Whatever the motives, the book became a reality. By the admittedly modest standards of university presses, the volume was a roaring success. Debuting in 1949, a year after the theory was made public, The Mathematical Theory of Communication sold 6,000 copies in its first four years of printing; by 1990, it had sold more than 51,000 copies, putting it among the bestselling academic books published by a university press.
The book was ultimately one part Shannon, two parts Weaver: Part I featured Shannon’s original 1948 work; Parts II and III, by Weaver, attempted to explain the theory in as close to layman’s terms as possible. The book’s organization created the unintended impression of Weaver as a key contributor to the theory’s development. Commentators and observers would, for decades, refer to the “Shannon and Weaver” theory of information or even go so far as to call Weaver a cofounder of the theory. Weaver never indulged the inaccuracies. He was quick to correct the record, telling Ridenour, “No one could recognize more keenly than I do that my own contribution is infinitesimal as compared with Shannon’s.”
In fact, the only issue Weaver had with the text was a concern that it might have exaggerated his role in information theory’s development. Because his section was really an introduction to Shannon’s work, it should have come first:
There could very easily have been a short statement (perhaps most appropriately by myself?) apologising for coming first with my very modest bit, explaining why that is sensible, and expressing the great hope that all will be thus led on to study the really serious and important part of the book.

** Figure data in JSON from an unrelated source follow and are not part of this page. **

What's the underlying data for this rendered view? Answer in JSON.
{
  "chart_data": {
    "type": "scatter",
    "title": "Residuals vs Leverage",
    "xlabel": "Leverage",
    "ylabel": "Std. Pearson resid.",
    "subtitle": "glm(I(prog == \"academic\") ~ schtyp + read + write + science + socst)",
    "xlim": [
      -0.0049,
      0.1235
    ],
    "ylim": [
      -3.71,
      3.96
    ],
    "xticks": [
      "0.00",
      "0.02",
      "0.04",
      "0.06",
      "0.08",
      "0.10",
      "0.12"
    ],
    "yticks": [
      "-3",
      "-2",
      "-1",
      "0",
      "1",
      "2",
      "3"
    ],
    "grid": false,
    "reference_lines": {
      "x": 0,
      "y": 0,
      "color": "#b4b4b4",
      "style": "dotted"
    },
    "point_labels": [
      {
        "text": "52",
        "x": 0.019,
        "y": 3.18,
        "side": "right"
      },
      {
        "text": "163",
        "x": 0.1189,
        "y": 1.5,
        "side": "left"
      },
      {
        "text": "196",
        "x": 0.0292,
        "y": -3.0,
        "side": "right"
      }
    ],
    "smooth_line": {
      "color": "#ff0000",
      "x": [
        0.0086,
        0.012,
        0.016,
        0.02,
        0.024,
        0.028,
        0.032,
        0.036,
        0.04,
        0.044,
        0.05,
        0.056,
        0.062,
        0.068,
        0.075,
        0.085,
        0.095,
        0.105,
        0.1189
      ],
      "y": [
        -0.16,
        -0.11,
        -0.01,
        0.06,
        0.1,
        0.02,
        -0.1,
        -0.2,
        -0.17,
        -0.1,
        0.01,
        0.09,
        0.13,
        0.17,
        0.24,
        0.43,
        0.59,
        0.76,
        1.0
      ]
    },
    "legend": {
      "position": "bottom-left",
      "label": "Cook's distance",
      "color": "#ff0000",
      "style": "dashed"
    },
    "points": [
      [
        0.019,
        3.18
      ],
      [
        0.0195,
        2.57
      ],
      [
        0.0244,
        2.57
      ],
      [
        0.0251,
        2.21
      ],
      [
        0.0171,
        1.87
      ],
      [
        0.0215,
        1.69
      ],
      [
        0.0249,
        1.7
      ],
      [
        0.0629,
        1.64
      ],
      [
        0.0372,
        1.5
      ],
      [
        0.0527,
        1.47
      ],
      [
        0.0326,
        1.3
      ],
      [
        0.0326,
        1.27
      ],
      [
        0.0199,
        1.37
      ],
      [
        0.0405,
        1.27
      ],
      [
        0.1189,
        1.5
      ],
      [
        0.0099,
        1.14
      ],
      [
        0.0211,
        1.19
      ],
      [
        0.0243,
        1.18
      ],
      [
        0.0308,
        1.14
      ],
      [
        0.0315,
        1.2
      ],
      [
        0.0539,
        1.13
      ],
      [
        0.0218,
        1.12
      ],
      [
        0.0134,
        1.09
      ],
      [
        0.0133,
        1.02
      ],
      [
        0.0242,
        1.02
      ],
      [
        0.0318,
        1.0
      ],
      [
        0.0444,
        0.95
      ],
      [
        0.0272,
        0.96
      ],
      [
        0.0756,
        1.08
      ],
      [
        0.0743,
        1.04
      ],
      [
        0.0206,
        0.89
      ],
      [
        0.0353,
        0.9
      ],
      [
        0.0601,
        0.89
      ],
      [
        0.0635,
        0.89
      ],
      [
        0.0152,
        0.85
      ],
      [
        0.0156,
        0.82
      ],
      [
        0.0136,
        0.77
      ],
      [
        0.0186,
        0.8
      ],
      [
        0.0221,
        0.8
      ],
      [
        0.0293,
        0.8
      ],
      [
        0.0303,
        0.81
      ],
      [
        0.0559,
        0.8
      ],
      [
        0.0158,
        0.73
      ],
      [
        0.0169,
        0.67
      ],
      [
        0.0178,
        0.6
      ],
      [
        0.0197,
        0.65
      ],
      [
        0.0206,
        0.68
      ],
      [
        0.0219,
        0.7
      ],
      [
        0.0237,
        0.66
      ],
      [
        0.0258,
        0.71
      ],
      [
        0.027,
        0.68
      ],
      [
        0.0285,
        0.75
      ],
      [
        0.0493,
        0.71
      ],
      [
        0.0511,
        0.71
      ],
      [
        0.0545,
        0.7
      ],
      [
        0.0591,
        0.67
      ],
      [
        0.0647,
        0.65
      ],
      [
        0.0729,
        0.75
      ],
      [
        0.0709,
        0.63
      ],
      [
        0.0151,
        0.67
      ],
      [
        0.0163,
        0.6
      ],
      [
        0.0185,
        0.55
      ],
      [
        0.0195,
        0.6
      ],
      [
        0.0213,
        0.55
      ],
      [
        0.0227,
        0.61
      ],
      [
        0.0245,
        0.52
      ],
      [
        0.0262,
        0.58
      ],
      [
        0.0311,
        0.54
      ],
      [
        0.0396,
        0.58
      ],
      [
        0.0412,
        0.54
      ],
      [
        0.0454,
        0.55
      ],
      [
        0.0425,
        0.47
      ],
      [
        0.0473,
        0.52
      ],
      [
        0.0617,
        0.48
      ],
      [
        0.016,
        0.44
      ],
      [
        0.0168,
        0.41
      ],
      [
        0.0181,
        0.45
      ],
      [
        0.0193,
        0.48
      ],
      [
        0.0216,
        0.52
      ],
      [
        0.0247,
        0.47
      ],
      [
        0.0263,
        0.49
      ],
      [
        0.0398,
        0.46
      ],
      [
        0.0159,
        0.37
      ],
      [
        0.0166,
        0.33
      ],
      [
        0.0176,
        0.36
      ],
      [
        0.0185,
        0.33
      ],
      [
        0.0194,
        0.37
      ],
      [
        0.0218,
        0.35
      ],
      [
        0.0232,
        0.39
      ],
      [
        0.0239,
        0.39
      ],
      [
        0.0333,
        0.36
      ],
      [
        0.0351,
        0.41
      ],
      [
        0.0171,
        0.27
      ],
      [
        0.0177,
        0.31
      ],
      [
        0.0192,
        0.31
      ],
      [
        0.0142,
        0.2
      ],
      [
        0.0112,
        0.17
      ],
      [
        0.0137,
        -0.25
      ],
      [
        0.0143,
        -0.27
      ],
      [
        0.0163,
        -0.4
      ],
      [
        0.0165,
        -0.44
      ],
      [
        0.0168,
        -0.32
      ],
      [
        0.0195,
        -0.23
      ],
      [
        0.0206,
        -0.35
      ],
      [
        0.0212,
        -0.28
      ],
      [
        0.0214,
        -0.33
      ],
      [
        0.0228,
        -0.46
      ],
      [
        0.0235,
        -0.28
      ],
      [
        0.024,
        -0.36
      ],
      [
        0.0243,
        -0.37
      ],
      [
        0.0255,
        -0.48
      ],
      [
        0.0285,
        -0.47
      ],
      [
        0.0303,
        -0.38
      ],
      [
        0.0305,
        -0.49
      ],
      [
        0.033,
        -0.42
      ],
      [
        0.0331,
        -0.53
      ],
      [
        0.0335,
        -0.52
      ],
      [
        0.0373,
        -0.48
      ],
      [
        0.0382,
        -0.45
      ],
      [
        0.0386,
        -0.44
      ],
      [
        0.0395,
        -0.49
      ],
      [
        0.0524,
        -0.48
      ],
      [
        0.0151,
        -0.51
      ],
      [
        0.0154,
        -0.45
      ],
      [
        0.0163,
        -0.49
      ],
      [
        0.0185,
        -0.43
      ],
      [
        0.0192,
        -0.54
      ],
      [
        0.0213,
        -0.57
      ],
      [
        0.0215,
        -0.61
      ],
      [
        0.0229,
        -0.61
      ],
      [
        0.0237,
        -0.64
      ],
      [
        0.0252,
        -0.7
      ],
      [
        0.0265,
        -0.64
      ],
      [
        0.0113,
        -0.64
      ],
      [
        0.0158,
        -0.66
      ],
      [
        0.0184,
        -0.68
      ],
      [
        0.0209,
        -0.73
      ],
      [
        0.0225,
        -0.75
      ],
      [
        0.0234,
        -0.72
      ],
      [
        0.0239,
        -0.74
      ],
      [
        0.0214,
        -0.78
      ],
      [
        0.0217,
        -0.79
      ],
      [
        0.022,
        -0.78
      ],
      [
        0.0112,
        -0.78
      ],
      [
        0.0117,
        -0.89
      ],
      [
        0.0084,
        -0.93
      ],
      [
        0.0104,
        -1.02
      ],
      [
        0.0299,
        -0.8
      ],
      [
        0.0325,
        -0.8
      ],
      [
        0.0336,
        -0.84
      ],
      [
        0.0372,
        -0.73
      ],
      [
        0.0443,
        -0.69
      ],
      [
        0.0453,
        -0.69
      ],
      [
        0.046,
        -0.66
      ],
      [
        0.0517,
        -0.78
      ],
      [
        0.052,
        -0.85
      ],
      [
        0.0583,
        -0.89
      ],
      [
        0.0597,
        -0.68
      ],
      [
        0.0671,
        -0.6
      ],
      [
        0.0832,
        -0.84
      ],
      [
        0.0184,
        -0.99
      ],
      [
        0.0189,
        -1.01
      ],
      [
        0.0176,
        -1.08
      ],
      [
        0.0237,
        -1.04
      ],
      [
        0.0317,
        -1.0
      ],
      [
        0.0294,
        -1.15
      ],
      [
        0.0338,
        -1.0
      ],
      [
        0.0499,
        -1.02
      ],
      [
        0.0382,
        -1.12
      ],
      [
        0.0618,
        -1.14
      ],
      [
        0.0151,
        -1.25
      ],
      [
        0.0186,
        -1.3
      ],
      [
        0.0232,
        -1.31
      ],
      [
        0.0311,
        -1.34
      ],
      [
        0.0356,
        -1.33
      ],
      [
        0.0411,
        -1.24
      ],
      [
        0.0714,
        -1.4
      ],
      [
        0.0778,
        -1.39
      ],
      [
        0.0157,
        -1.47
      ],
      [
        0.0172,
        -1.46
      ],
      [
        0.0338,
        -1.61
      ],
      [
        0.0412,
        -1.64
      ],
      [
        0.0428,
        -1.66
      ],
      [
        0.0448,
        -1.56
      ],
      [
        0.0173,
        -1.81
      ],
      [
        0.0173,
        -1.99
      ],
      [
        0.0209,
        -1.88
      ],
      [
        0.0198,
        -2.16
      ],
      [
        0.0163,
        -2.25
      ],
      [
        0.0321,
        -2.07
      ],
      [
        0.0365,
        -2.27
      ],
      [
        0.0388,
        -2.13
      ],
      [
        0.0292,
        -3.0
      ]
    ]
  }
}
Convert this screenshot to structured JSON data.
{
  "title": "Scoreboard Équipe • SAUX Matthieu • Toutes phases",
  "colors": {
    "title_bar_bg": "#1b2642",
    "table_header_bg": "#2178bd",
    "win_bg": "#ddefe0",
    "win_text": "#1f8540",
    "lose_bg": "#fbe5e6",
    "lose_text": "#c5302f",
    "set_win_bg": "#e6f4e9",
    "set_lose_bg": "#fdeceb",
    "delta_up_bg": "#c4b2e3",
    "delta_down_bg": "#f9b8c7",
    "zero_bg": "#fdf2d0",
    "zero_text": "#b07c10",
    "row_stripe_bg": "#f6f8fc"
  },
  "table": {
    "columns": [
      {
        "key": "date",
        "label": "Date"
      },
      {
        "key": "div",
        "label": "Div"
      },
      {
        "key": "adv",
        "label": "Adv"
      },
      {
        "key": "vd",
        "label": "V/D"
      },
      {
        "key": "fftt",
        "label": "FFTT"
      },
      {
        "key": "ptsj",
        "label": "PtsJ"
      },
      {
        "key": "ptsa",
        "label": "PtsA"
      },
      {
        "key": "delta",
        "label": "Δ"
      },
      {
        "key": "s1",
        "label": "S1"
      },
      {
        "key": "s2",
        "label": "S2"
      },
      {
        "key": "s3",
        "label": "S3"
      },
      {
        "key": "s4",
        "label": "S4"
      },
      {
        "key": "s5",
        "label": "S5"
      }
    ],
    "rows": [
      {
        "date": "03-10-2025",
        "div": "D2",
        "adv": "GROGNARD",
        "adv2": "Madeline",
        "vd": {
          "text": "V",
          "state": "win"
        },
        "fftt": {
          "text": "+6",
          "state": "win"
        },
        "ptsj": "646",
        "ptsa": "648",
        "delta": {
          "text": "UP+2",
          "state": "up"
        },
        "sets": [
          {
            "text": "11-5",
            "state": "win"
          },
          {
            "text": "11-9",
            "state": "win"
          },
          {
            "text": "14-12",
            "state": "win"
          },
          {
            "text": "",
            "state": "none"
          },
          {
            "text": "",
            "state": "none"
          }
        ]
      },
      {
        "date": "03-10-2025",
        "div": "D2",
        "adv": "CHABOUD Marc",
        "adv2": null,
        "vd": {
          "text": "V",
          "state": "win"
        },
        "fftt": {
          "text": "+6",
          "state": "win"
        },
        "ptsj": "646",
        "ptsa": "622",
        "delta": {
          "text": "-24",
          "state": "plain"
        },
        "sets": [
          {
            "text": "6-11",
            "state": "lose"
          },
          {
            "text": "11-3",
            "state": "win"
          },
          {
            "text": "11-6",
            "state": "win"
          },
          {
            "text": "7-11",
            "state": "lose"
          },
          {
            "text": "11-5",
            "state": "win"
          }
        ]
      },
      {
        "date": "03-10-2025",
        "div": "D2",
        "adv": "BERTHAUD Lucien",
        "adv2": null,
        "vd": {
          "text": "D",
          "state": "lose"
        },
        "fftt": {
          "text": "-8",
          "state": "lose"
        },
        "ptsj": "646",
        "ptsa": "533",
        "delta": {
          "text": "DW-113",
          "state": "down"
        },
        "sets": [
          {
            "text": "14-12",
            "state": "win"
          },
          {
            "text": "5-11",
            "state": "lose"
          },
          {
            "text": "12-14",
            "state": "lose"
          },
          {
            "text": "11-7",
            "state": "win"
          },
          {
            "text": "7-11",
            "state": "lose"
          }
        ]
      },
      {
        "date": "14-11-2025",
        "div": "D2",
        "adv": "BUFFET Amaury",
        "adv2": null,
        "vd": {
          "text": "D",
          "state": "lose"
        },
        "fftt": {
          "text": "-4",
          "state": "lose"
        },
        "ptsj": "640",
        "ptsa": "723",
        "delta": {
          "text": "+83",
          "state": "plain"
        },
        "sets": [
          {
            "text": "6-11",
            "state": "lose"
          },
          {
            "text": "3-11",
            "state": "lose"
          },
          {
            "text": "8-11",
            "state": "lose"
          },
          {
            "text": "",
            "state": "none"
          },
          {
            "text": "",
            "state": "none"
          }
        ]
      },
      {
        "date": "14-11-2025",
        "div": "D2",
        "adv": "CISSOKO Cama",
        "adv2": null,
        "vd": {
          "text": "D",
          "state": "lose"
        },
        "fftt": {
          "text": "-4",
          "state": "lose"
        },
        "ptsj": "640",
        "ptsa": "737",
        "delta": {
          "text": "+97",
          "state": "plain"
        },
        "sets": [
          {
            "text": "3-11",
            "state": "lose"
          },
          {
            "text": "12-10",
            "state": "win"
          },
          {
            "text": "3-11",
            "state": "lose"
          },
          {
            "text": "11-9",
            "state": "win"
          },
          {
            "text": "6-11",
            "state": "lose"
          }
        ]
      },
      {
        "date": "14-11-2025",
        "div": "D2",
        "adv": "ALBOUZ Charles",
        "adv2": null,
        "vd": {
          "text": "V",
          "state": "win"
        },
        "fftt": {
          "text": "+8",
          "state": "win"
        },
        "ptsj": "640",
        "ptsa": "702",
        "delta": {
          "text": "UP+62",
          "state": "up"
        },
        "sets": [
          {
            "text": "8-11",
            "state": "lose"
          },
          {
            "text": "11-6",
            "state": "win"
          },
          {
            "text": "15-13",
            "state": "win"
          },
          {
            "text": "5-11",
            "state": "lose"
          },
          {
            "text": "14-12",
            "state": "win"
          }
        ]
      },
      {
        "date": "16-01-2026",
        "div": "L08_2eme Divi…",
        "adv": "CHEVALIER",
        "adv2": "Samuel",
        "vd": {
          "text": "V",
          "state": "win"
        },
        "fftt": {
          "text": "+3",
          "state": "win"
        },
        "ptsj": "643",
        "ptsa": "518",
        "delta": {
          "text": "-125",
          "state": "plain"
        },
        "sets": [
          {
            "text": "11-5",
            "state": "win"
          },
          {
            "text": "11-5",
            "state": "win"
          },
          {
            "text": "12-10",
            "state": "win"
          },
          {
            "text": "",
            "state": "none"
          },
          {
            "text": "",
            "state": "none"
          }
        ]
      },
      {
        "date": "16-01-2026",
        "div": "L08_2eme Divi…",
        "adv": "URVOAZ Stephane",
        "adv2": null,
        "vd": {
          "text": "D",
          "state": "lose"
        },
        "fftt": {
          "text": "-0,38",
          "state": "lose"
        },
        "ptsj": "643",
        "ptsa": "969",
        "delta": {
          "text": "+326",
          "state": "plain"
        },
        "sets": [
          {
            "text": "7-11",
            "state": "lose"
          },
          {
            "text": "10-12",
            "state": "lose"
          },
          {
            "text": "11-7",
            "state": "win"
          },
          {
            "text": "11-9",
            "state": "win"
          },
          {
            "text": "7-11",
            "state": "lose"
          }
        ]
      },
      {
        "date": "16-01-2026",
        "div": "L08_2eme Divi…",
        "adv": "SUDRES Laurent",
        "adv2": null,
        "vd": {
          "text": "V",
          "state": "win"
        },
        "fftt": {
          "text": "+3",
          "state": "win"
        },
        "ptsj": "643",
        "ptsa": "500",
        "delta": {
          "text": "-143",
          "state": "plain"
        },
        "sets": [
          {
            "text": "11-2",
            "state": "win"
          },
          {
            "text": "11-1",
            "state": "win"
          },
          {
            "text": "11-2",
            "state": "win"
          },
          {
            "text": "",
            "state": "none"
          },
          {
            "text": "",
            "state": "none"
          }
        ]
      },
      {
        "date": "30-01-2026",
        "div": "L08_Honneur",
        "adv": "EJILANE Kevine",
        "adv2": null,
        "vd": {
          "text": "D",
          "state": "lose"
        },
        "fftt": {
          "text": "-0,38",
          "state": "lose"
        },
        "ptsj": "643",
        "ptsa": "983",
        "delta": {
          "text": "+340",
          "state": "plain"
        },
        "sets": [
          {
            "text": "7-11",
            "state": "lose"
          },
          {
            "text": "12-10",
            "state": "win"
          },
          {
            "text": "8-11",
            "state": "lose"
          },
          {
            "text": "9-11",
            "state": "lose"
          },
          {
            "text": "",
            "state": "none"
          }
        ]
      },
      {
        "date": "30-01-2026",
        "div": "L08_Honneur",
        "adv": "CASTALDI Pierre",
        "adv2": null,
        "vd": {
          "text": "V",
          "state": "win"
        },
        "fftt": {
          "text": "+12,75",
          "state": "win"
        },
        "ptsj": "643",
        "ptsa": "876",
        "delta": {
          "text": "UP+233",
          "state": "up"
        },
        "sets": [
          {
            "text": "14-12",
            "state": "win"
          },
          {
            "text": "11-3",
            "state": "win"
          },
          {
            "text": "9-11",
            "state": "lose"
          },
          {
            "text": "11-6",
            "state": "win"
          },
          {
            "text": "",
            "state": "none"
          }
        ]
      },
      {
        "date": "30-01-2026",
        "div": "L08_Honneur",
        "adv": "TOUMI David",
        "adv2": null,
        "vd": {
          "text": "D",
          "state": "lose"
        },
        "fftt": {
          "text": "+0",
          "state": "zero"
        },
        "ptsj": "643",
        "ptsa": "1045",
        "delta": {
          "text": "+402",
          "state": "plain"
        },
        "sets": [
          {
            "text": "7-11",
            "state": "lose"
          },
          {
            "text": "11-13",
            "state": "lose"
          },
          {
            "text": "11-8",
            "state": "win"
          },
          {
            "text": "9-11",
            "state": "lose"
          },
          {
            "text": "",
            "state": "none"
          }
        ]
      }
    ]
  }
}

While Weaver fretted over appearing to claim false credit, Schramm and Ridenour celebrated. The volume’s publication accomplished everything they could have hoped for. By 1952, the University of Illinois had succeeded in acquiring a digital computer, and simultaneously, it was awarded a large federal contract for the study of “communication theory.”
The publication of The Mathematical Theory of Communication stands as one of the defining moments in the history of information theory, and not only on account of its commercial success. Even the title sent an important message: in the span of a year, Shannon’s original “A Mathematical Theory of Communication” had become the definitive “The Mathematical Theory of Communication.” As electrical engineer and information theorist Robert Gallager pointed out, the subtle change in the article’s context, from one of several articles in a technical journal to centerpiece of a book, was a mark of supremacy. It stood for the scientific community’s growing recognition that Shannon’s theory stood alone.